People assuming that at hidden variable theory works the way they want to assume it does rather than learning the theory is why people think so poorly of them. And it happens to Relativity too, and its just not fair to bring your assumptions and preconceptions to a theory and then blame the theory.

Answer 2

No, it's not the Bohmian particle 1 that interacts with another Bohmian particle, 2. It's the wave-packet 1 interacting with the wave-packet 2. In the book of D. Dürr "Bohmian Mechanics" one can find a section on the scattering theory.

But I believe that for your question suits more the section 15.1.2, "Asymptotic Velocity and the Momentum Operator", (unfortunately it's very much mathematics). The author speaks of the velocity far from the interaction region. Then, after a not simple proof he obtains

$\hat V _{\infty} = \frac {1}{i} \nabla \psi $

I also quote from this section

"The asymptotic velocity is experimentally an easily accessible quantity, and it is therefore convenient to introduce the corresponding self-adjoint velocity operator $\hat V _{\infty}$ (or the momentum operator $\hat P_{\infty} = m \hat V _{\infty}$ )".

Of the energy conservation takes care the Schrodinger equation.
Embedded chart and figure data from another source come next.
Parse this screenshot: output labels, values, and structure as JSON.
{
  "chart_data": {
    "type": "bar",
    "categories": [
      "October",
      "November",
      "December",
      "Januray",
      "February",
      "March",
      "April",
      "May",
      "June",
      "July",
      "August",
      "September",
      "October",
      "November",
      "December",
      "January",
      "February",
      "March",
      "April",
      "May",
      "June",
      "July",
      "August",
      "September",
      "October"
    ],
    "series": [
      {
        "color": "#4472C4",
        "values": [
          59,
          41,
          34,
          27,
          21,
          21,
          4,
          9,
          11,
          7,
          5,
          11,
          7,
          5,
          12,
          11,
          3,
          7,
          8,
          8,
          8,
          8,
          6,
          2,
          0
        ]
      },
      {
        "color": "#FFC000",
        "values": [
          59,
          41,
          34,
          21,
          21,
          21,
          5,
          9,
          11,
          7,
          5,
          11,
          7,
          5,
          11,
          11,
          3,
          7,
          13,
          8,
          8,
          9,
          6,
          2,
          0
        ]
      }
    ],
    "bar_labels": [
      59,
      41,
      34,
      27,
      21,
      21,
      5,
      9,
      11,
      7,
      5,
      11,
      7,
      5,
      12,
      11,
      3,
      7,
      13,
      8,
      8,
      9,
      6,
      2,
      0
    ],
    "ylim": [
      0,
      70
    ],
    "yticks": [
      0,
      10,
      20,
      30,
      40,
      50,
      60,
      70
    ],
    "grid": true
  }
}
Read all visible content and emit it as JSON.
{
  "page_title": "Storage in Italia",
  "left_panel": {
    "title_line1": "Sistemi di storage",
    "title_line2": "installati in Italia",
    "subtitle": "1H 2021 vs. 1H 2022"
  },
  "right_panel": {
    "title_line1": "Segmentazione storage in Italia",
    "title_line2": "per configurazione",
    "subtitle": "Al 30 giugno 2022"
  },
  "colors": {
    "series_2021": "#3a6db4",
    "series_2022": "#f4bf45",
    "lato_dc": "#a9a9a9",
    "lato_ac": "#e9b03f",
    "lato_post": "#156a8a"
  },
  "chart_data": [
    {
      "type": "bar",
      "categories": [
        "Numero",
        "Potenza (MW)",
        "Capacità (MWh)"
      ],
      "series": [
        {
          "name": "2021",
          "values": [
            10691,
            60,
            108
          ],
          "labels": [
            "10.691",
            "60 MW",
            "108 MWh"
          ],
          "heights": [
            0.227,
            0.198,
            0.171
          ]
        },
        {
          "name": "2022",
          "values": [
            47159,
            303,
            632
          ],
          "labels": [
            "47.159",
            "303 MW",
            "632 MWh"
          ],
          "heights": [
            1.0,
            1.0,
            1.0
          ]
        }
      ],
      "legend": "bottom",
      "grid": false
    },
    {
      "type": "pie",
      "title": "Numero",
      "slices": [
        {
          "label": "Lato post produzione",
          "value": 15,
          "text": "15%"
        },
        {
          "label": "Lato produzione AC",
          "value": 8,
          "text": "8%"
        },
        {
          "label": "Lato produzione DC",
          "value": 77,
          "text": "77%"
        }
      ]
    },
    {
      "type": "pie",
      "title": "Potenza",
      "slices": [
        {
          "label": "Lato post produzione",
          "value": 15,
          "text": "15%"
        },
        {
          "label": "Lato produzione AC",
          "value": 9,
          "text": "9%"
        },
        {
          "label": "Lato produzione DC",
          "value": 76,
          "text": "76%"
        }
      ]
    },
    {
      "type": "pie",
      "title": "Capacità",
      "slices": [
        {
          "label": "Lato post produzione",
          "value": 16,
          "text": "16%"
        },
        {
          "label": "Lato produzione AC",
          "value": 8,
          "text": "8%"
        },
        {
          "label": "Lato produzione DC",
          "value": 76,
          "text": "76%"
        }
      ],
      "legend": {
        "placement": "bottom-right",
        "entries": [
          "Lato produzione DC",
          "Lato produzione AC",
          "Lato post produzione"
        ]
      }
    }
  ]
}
Of the linear momentum conservation I don't recall some special material because the wave-function of two colliding quantum objects has to obey this this conservation.

Answer 3

The BI says that the initial positions of the particles (the "hidden variables") plus the Schrödinger equation (the "pilot wave") result in deterministic trajectories for all the particles, and hence account for all experimental measurements. So if some of the particles interact (due to the wave function, which reflects the geometry and properties of the particles and of the entire experimental apparatus), we will see the results of that interaction appear, deterministically. The situation appears to be this simple.

So the transfer of momentum (and other interactions) is seen to be a classical explanation, evolving out of the simplicity of the BI and the fact that the wave function scales up to include classical mechanics, if we use a classical Hamiltonian or if we apply statistics as in electric current, temperature, or pressure, all of which are classical statistical properties.